Três músicas depois, terminou o concerto, com uma vénia individual e com a vénia de grupo sem, mais uma vez, dirigir uma única palavra à plateia que, não obstante a falta de comunicação, a saudou com várias ovações, durante o espetáculo. Não fossem os fãs de PJ tão devotos, tão reverenciais e tão leais, ela não teria merecido o recinto apinhado de gente que teve, nem as ovações que recebeu esta noite, oito anos depois de ter atuado em Portugal (neste mesmo Festival Primavera Sound e também no Coliseu de Lisboa).
“Fucked up people”
Não sendo anormal, ainda que possa causar estranheza, esse registo passivo-contemplativo de PJ Harvey, a maior demonstração de que a música pode ser um elemento estímulo ou acelerador da (a)normalidade esteve na atuação dos californianos Militarie Gun, uma banda de rock alternativo e punk rock. O vocalista, Ian Shelton, subiu ao palco com um olho negro e inchado, o que gerou vários comentários entre a assistência, que questionava se ele teria andado à porrada, se teria caído, se teria tido algum acidente. Sobre o peito, o cantor tinha vestido um colete preto à prova de bala, com as iniciais da banda, MG, como que a desafiar a vida para todos os embates.
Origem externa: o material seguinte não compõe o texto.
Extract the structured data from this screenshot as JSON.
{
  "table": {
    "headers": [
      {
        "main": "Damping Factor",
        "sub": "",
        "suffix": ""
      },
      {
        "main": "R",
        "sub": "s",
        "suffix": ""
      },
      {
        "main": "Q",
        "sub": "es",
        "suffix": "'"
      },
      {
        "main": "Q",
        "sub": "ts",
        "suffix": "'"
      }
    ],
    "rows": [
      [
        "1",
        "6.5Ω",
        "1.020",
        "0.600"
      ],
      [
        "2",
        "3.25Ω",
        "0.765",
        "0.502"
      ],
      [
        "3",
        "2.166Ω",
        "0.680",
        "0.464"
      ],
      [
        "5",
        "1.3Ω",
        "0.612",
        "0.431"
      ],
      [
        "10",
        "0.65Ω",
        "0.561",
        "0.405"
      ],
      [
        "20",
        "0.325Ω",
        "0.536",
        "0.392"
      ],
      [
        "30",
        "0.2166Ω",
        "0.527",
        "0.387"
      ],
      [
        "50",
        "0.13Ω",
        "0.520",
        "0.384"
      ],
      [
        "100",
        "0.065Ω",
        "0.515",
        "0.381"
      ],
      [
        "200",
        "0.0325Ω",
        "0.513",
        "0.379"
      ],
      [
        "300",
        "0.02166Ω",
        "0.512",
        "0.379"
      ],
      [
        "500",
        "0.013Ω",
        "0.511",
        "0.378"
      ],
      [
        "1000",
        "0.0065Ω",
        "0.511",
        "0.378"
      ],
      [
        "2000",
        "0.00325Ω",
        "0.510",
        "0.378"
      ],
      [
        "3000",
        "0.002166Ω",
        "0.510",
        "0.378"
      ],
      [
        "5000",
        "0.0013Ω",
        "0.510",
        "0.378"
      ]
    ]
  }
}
Sempre em interação com o público, ora questionando-o, ora fazendo-o refletir, o cantor foi intercalando os sucessos da banda com confissões, recebendo em retorno aplausos ruidosos e gente aos saltos. Durante o espetáculo, Ian Shelton admitiu que já cometeu “muitos erros” e que “os Militarie Gun não são convencionais, não são mainstream”, porque cresceram na cena punk hardcore e porque querem que a sua música seja confusa para pessoas de mente fechada. Liberto de qualquer amarra conceptual, estética ou de qualquer expetativa que sobre ele pudesse recair, o vocalista não teve pudores em assumir a (a)normalidade da vida, ao dizer: “I´m a fucked up person and you may like fucked up music, because you´re fucked up people”. O público aplaudiu, aplaudiu, aplaudiu, consentindo a verdade de tal afirmação.